WHAT’S THE STORY?

IT was 25 years ago tomorrow that a true showbusiness phenomenon made its debut on a stage in Dublin. Riverdance: The Show had its world premiere in the Point Theatre in the Irish capital on February 9, 1995, in the presence of Ireland’s president, Mary Robinson.

It has since gone on to play at more than 450 venues in more than 40 countries around the world, and on every continent except Antarctica. More than 25 million people worldwide have seen one or another version of the show and almost 2000 dancers and musicians have taken part in it.

It is simply the most successful dance-based show in the world on stage at the moment, with a 25th anniversary tour up and running, starting back in its original home city this weekend.

HOW DID IT ALL BEGIN?

WHEN Ireland notched a home win in the Eurovision Song Contest in 1993 – Niamh Kavanagh won it with the song In Your Eyes – the country secured the right to host the 1994 contest.

Hardly anyone remembers that Ireland won it again with Paul Harrington and Charlie McGettigan singing Rock ’n’ Roll Kids but almost everyone who watched the show will remember the interval act – Riverdance. And there were 300 million people globally who watched that extraordinary, innovative performance. Or perhaps not that innovative, for when Ireland hosted Eurovision in 1981, during the interval the folk band Planxty played a tune called Timedance composed by Bill Whelan and Donal Lunny, while dancers acted out an Irish ballet.

Whelan was asked to write music for the interval show in 1994, and thought back to Timedance. He came up with a new fresh score, very much Irish traditional music with a modern take, and he called it Riverdance.

The show’s overall producer, John McColgan, and his wife Moya Doherty took the exceptional risk of tearing up the Irish dancing rule book. Doherty was put in charge of the interval show and she wanted to do something to reflect the changes in Irish society. Doherty said they would put the dancers in black short skirts, with no embroidery and no ringlets in the dancers’ hair – an absolute must in Irish dancing – and have the choral group Anuna singing.

She also knew of the work of American-born Michael Flatley, the former world Irish dance champion and a world-class flute player. Flatley and Mavis Ascott did much of the choreography while Flatley, who had danced with The Chieftains, was the male solo lead alongside his fellow American Jean Butler, a champion Irish dancer who also contributed to the choreography.

The seven-minute show received a standing ovation from the audience and the reaction globally was such that McColgan and Doherty decided they would expand Riverdance to a full-length theatrical production.

They mortgaged their house to raise money and, with Flatley, Butler and much of the original cast, they planned the opening in Dublin. It opened to huge critical acclaim and is still running 25 years later.

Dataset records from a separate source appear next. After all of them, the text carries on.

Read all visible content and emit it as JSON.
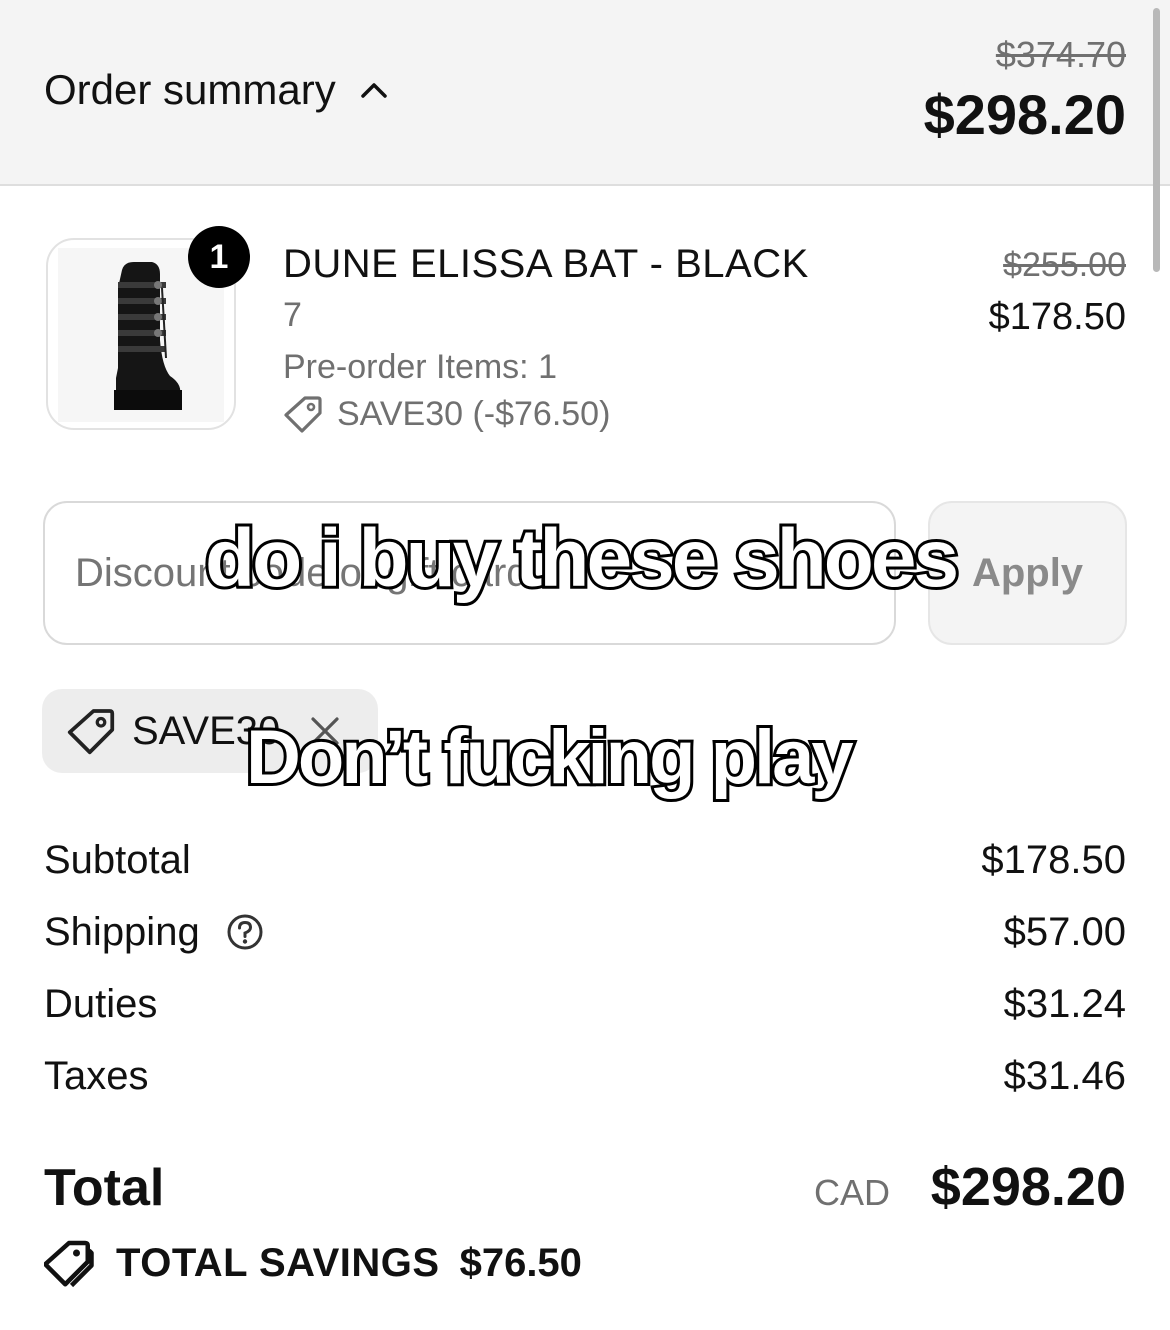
{
  "header": {
    "title": "Order summary",
    "original_total": "$374.70",
    "total": "$298.20",
    "toggle_icon": "chevron-up-icon"
  },
  "line_item": {
    "quantity": "1",
    "name": "DUNE ELISSA BAT - BLACK",
    "variant": "7",
    "preorder": "Pre-order Items: 1",
    "discount": "SAVE30 (-$76.50)",
    "original_price": "$255.00",
    "price": "$178.50",
    "image_icon": "boot-product-image"
  },
  "discount_form": {
    "placeholder": "Discount code or gift card",
    "apply_label": "Apply"
  },
  "applied_code": {
    "label": "SAVE30",
    "remove_icon": "close-icon"
  },
  "costs": {
    "subtotal_label": "Subtotal",
    "subtotal": "$178.50",
    "shipping_label": "Shipping",
    "shipping": "$57.00",
    "duties_label": "Duties",
    "duties": "$31.24",
    "taxes_label": "Taxes",
    "taxes": "$31.46"
  },
  "total": {
    "label": "Total",
    "currency": "CAD",
    "value": "$298.20"
  },
  "savings": {
    "label": "TOTAL SAVINGS",
    "value": "$76.50"
  },
  "captions": {
    "top": "do i buy these shoes",
    "bottom": "Don’t fucking play"
  },
  "colors": {
    "header_bg": "#f4f4f4",
    "text": "#111111",
    "muted": "#707070"
  }
}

Now a millionaire many times over, McColgan would later admit to the risk they had taken, saying they needed the show to open to 50-60% audiences.

In its first run, the audience figure was 100% and it made enough money to finance the first tours to England and the USA.

REMIND ME OF THE CONTENTS, PLEASE?

THEY vary, sometimes from show to show, and different dances have come and gone over the years, but the iconic Riverdance section always features.

The latest shows start with Reel Around the Sun and The Heart’s Cry, followed by The Countess Cathleen and a lone piper playing a haunting lament on the Uilllean pipes.

Thunderstorm and Firedance – flamenco influenced – are followed by Russian-inspired Shivna, then more music and finally Riverdance itself to finish Act One.

Act Two includes American Wake, Lift the Wings and the sensational Trading Taps, a homage to tap dance. Macedonian Morning, followed by a Latin dance section and more haunting Irish dance scenes and music lead up to a fabulous finale.

WHAT NEXT FOR McCOLGAN AND DOHERTY?

McCOLGAN recently told the Irish world: “Right now, we are working on a very big feature film, a Riverdance animation. Bill Whelan is reworking the score and Pierce Brosnan is narrating. It is a £30 million production in association with a French company.”

The couple have been very successful with their television production company Tyrone, which has been going for 30 years.

Last year they produced a sort of sequel to Riverdance, Heartbreak of Home, very much a dance-based show, which sold out its six week London run.

It may be revived, but at the moment all concentration is on the 25th anniversary Riverdance show.

WHAT ABOUT THE 25th ANNIVERSARY SHOW?

HERE’S what the producers say: “Twenty-five years on from the first time Riverdance the Show premiered at the Point Theatre Dublin, composer Bill Whelan has re-recorded his mesmerising soundtrack while producer Moya Doherty and director John McColgan have completely reimagined the ground-breaking show with innovative and spectacular lighting, projection and stage designs with new costume designs by Joan Bergin, to create the Riverdance 25th Anniversary Show.”

It will be at the Playhouse in Edinburgh from April 24-26 and Glasgow’s King’s Theatre from May 4-6. Its many Scottish fans will no doubt queue to see the latest Riverdance.